Figure 3. Our proposed approach CBO achieves superior performance in terms of optimality and computational efficiency

Figure 3. Our proposed approach CBO achieves superior performance in terms of optimality and computational efficiency

Conclusions

We developed a new high-performing Bayesian optimization-based approach along with an agent-based supply chain simulator to solve the challenging constrained multi-echelon inventory optimization problems. The key features are:

  1. Identifies inventory replenishment policies with superior SC performance in terms of systemwide inventory cost while maintaining a required demand fulfill rate for real-world complex supply chains.
  2. Enhanced computational efficiency compared with widely used GA in industry, which enables solving critical supply chain management problems more frequently, and
  3. Flexible supply chain digital twins to replicate any customized SC structure for rapid deployment.

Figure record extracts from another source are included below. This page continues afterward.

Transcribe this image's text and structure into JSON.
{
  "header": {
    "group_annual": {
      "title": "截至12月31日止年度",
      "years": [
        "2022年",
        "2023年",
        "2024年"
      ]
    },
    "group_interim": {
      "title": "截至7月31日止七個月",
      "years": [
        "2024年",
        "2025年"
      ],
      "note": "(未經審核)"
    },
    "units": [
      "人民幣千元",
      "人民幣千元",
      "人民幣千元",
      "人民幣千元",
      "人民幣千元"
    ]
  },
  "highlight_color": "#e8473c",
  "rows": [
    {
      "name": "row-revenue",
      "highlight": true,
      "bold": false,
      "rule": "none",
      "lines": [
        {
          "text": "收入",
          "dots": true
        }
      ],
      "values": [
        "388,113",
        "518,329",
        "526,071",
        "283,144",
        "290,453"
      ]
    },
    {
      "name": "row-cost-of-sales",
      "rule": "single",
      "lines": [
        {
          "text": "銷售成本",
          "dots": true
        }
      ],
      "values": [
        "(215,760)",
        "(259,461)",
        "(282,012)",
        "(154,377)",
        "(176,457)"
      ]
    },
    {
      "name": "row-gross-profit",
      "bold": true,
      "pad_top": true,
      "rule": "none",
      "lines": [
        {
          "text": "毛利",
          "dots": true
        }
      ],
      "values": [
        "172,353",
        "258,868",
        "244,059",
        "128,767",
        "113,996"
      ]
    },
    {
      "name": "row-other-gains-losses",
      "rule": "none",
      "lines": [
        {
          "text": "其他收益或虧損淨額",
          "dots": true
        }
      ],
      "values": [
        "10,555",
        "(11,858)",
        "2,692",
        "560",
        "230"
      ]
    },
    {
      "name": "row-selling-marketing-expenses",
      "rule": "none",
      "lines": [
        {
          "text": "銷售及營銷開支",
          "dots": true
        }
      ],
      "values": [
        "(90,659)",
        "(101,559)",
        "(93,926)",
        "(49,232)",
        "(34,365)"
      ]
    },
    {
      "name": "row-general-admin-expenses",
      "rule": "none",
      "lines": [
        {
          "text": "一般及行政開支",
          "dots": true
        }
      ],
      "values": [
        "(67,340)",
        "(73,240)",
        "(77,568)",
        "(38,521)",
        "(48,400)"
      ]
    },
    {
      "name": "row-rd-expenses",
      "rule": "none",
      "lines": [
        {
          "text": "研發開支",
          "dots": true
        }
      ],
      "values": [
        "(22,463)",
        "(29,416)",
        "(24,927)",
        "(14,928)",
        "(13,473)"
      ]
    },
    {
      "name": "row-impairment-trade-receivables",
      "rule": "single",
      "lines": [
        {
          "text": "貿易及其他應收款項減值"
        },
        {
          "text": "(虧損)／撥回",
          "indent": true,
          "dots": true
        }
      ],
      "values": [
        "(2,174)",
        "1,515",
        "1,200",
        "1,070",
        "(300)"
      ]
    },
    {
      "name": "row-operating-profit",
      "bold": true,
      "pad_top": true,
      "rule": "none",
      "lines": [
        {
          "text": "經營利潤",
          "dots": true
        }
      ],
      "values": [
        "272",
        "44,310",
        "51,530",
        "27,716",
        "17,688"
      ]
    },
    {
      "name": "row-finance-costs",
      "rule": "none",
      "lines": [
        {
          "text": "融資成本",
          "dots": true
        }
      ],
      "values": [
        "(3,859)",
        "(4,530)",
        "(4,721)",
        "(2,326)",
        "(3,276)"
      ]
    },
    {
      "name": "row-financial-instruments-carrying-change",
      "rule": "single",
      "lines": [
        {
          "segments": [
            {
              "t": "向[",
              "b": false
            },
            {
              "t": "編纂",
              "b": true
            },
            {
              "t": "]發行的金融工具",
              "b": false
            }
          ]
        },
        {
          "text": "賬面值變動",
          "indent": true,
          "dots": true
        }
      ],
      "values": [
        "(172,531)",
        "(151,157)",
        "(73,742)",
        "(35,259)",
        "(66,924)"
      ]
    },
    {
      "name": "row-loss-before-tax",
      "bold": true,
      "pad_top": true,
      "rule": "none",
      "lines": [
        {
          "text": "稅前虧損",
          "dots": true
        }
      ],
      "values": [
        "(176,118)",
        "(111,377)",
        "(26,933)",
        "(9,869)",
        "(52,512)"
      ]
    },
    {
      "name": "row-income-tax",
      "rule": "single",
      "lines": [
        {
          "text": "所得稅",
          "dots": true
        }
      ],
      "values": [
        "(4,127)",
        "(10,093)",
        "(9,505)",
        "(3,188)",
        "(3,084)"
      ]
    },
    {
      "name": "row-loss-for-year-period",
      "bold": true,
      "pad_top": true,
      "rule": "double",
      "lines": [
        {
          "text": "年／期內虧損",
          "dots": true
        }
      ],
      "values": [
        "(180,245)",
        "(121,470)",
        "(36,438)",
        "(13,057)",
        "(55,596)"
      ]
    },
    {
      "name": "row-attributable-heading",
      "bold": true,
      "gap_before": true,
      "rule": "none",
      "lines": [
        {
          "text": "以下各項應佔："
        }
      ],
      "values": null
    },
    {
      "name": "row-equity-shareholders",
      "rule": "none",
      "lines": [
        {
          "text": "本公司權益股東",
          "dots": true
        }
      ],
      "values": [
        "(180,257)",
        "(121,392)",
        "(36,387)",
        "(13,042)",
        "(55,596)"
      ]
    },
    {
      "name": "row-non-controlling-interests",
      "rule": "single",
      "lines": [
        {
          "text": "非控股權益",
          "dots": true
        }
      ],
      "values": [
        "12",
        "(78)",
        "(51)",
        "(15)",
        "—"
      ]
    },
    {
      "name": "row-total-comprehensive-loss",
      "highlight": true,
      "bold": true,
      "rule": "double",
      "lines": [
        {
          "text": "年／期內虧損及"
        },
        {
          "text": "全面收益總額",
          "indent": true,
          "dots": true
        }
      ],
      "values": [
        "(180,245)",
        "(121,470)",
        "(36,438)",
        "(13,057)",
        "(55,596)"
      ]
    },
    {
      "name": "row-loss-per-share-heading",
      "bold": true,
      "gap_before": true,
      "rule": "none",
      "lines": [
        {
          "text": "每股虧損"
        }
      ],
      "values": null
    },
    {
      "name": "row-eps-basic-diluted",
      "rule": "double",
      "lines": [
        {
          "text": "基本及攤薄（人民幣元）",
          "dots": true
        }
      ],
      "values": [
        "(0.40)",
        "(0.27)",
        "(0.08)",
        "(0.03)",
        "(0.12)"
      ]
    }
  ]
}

For more details, we encourage you to read our paper, Kiuchi et al. [3].


References

[1]
A. Kiuchi, T. Ogura, T. Ishii, A. Tsujibe, T. Nomoto, and K. Taguchi. Development of Agent-based Supply Chain Management Simulator, The Proceedings of Mechanical Engineering Congress Japan 2016, p. S1420102, 2016. (In Japanese with English abstract)
[2]
J.R. Gardner, M.J. Kusner, Z. Xu, K.Q. Weinberger, and J.P. Cunningham. Bayesian optimization with inequality constraints. in Proceedings of the 31st International Conference on Machine Learning, vol. 32 (ICML’14), pp. II-937-II945, 2014.
[3]
A. Kiuchi et al., "Bayesian Optimization Algorithm with Agent-based Supply Chain Simulator for Multi-echelon Inventory Management," 2020 IEEE 16th International Conference on Automation Science and Engineering (CASE), 2020, pp. 418-425, doi: 10.1109/CASE48305.2020.9216792.
[4]
T. Ogura, H. Wang, Q. Wang, A. Kiuchi, C. Gupta, and N. Uchihira. Bayesian Optimization Methods for Inventory Control with Agent-based Supply-chain Simulator, IEICE Transactions on Fundamentals of Electronics, Communications and Computer Sciences, 2022, doi.org/10.1587/transfun.2021EAP1110.